A: It’s hard to reach each other—literally! It’s like when you crave for someone’s presence you really have to wait it out and be patient.
Speaking of, how long do you go without being physically together?
D: Usually every three months or so. The most we've gone is not seeing each other for 5 months.
A: We spend weeks three to seven weeks together though when we see each other depending on the schedule.
What’s a typical date like for you guys?
A: We have monthly movie dates that are scheduled but we also have days where it’s all spontaneous and we’d just end up watching movies/series. We’re mostly Facetiming though. Australia’s time difference isn’t much of a problem.
D: Also, I always send her videos of things that I like here in Australia that I want her and I to experience.
Any tips you have for couples who are going through or will soon be experiencing an LDR?
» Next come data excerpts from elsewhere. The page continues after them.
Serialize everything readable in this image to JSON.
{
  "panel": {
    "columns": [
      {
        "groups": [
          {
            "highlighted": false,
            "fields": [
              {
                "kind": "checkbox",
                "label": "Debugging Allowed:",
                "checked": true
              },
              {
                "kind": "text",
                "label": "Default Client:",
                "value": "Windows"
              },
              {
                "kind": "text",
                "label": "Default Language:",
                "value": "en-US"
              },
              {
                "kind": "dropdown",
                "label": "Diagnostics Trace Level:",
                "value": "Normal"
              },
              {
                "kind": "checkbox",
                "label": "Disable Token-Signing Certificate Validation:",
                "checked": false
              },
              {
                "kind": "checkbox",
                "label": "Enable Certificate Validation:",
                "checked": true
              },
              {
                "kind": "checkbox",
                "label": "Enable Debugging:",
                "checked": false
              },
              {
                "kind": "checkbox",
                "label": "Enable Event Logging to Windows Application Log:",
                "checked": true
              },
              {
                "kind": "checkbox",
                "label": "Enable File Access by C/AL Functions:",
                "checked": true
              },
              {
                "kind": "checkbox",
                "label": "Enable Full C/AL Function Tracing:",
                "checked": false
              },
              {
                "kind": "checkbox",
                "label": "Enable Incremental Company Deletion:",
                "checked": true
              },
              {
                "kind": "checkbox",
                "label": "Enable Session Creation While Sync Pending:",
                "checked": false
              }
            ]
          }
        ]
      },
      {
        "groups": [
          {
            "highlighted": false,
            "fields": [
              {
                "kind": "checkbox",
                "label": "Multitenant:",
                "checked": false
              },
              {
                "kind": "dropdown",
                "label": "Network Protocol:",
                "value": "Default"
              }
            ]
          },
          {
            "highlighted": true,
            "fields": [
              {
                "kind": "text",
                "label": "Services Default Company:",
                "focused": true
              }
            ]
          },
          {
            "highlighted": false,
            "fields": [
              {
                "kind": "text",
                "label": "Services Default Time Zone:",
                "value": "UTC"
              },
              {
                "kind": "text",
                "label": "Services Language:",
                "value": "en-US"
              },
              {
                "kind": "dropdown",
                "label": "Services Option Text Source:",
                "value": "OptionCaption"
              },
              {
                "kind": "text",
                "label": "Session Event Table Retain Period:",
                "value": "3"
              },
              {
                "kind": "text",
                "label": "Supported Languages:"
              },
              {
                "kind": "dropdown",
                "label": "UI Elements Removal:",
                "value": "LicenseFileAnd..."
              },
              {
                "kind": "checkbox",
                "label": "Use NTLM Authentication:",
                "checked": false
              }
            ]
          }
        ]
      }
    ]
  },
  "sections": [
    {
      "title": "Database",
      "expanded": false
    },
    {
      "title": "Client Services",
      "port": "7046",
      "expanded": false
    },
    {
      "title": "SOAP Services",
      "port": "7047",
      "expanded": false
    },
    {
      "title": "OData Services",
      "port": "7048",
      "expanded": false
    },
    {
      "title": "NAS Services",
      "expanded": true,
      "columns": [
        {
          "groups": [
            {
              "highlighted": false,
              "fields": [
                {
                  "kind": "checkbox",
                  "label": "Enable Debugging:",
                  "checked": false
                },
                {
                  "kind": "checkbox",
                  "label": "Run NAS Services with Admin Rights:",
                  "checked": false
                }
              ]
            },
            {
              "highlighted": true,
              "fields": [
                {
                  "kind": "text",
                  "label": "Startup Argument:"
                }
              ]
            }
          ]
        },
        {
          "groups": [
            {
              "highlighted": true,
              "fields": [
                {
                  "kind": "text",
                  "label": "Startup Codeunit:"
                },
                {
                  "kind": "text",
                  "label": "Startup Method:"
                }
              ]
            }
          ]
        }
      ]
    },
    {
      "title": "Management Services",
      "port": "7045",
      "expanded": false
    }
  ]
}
D: Both of you have to want it bad enough. It takes patience and communication but it's not as hard as it seems when both of you want the relationship to work. It's something that also gets easier as time passes. At first people always say they can't imagine being in a long distance relationship and that it must be so difficult but the distance is usually temporary and in the bigger scheme of things it's just one of the challenges a couple may face as they grow and build their relationship.
A: Make sure you’re both on the same page. Long distance relationships aren’t common here but it’s really up to you guys in order for it to work well. Also, value your quality time more and be more open and loving to each other. That’s all you have for now so make do.
What’s next for you lovebirds?
D: We plan to explore more of Australia when she visits. Hopefully, Arisse can take her masters here too when I graduate.
A: Well, (in) the past years Daniel and I have been flying back and forth to each other. But since he has school and (is) about to finish we thought it was best for me to fly more to him this year. We plan on flying back home together this December as soon as he’s done with his masters.